Lessons from the Japanese Experience with Nuclear Power
Early Fall 2017
The application will open soon. The program is still pending approval.
Program Dates: August 21 - September 22, 2017
Location: August 21-September 1 at UW Bothell; September 6-22 at Ehime University, Matsuyama, Japan
Program Director: Matt DePies, Science & Technology, email@example.com
Program Coordinator: Hiroshi Miyamoto, firstname.lastname@example.org
Estimated Program Fee: $3,200 which covers: 5 Autumn Quarter credits; local transportation, housing, most meals, cultural activities in Japan
Additional Costs: airfare (~$1,400), travel insurance ($40), study abroad fee ($250), some meals in Japan, personal expenses at UW Bothell and while abroad.

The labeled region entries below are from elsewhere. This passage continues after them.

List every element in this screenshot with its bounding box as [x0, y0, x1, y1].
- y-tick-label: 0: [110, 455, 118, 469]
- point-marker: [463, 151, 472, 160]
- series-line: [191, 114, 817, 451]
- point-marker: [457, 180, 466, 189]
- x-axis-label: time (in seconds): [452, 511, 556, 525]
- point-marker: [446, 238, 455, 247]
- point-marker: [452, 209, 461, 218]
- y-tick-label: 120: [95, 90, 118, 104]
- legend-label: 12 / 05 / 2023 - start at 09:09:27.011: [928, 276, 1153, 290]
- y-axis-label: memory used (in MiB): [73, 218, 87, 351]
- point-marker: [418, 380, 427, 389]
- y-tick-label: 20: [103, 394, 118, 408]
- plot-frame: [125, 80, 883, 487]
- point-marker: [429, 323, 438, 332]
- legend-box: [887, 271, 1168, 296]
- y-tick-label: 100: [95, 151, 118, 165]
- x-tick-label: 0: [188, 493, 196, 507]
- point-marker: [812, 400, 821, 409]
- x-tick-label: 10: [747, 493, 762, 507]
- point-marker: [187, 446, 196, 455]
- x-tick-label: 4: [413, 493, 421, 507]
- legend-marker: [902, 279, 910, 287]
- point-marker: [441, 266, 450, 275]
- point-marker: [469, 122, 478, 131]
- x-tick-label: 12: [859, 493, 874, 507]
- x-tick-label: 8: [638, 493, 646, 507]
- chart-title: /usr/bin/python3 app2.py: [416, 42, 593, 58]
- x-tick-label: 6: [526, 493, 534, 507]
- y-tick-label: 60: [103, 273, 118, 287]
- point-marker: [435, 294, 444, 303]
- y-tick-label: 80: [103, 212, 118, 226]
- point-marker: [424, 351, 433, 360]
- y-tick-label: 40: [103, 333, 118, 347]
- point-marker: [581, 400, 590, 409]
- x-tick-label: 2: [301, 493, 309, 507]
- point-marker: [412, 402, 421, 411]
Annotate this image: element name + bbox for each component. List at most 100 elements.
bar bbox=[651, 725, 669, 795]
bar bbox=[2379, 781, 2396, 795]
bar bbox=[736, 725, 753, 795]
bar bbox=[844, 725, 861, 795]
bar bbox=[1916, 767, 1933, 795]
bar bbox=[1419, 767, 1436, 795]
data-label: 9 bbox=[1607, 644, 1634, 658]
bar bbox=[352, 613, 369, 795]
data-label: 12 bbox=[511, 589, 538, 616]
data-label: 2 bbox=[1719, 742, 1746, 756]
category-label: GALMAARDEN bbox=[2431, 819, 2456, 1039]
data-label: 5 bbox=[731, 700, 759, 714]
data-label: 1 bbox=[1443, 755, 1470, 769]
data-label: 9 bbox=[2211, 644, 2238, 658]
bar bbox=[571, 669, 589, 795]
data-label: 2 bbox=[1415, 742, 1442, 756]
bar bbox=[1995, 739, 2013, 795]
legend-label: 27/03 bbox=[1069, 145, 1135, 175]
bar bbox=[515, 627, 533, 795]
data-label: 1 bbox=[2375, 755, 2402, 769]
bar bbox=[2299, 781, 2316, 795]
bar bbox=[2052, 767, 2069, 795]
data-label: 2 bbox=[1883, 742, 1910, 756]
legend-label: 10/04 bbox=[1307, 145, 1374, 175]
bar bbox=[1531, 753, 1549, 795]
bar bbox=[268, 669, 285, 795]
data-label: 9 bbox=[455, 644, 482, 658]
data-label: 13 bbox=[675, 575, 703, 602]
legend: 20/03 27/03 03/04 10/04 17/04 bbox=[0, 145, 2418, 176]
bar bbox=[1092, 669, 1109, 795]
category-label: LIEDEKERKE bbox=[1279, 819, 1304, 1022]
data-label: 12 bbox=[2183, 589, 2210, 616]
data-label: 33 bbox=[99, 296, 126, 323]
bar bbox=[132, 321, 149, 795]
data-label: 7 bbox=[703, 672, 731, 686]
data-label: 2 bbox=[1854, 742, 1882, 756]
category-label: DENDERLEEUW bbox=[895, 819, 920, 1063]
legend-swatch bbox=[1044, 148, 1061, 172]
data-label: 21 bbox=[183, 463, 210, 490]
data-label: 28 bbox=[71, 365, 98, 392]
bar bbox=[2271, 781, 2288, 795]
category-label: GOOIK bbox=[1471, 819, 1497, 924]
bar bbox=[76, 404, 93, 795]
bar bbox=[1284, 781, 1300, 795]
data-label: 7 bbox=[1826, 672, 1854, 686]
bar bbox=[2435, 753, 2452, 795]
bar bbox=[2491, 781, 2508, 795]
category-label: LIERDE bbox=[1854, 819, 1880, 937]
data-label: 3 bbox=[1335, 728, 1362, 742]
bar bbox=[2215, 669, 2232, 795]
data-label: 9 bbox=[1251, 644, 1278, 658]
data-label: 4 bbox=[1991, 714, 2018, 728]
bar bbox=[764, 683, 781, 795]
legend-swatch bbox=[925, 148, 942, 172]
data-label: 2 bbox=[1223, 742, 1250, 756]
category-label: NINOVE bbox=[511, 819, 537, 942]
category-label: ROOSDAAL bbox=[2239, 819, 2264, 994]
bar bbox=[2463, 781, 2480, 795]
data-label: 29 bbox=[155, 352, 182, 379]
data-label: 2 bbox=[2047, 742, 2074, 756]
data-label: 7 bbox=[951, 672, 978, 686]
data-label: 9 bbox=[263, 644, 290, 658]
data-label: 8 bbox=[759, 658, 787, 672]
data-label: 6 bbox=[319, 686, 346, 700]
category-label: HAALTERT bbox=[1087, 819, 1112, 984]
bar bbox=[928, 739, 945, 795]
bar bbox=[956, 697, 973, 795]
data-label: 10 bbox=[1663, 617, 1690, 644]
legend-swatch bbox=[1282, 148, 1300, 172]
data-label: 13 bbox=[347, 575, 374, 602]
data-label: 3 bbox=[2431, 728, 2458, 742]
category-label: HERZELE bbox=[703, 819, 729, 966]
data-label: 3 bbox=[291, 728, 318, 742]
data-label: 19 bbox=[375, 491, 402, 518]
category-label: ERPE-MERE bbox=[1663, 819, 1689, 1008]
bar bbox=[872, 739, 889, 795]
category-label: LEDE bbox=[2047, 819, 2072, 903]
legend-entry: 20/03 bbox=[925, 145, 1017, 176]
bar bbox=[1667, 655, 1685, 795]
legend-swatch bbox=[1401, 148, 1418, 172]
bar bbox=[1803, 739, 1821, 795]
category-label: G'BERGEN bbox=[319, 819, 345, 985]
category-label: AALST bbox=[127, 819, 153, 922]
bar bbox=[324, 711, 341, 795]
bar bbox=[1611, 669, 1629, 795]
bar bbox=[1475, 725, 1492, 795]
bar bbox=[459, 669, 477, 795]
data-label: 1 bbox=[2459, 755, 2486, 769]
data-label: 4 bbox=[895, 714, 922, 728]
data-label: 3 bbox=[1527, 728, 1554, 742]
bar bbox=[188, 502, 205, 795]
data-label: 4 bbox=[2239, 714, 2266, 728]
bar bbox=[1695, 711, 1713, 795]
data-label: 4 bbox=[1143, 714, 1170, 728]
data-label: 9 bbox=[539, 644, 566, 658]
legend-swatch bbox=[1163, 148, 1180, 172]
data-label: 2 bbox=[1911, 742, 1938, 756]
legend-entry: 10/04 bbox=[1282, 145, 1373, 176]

Academic Credits: 5 Autumn Quarter 2016 credits of BME 493
This early fall course explores the challenges and opportunities of deploying new energy technologies that are economically, socially, and environmentally sustainable. The geographic focus is Japan, and specifically the island of Shikoku, though comparison will also be made to the US and Pacific Northwest.
Japan is an especially interesting case because of the sudden loss of nearly a third of the country’s electric power generating capacity when all nuclear plants were shut down after the meltdowns at the Fukushima Daiichi Nuclear Plant in March 2011. Since then, electric utilities, regulators, and policymakers have scrambled to develop wind, solar, geothermal, ocean, and other alternative sources of energy, while also restructuring the electric power industry around a new regulatory framework that will increase competition and strengthen accountability. These developments have occurred in a fraught political environment, where powerful energy firms, long shielded by a protective layer of politicians and bureaucrats, face an increasingly skeptical public and local communities determined to have a say in the energy choices made on their behalf.
The course begins with two weeks of study at UW Bothell. Students will receive a primer in electric power generation with renewable and sustainable resources, and learn about the structure and regulation of the electric utility sector. Aspects of Japanese culture, language, geography, and political economy will also be introduced to prepare students for their time in Japan and provide context for understanding the energy situation.
In the second two weeks, students will be in residence at Ehime University in Matsuyama, Japan. Faculty and guest lecturers will speak to recent developments in Japanese energy policy, regional and national efforts to spur development of renewable energy, and local citizen movements to bring more transparency and accountability to decisions about the future of energy. Visits to local power plants and organizations involved in sustainable energy and electric power will give students first-hand insight into the views of key stakeholders.
After completing the course, students should be able to:
1) Describe renewable energy technologies now being developed, as well as ways non-renewable technologies may be used more sustainably.
2) Identify and critique ways in which renewable and sustainable energy technologies are being deployed in Japan and the US.
3) Describe the organization and operation of the regulated electric utility in Japan, identify differences with the US, and understand the economic and political constraints under which it operates.
4) Identify the key stakeholders in the regulation and management of energy systems in Japan, describe the process in which stakeholder interests are translated into energy policy, and identify and explain differences with the US.
5) Appreciate, and engage, the voice of Japanese citizens and citizen movements in pressing for a more accountable, ethical, and sustainable energy system.
6) Participate in a more informed way in local and national decisions about the future of energy.
Pre-requisites: This course is designed for students at UW interested in learning about developments in energy technology and policy in Japan since the 2011 Fukushima nuclear plant disaster. Students from all academic disciplines and year are welcome, but preference will be given to those in the UW Bothell School of STEM with junior-level status or above. Applicants should be prepared for a rigorous interdisciplinary experience around culture, economics, politics, and science as they pertain to energy and energy policy. Knowledge of Japanese is not required.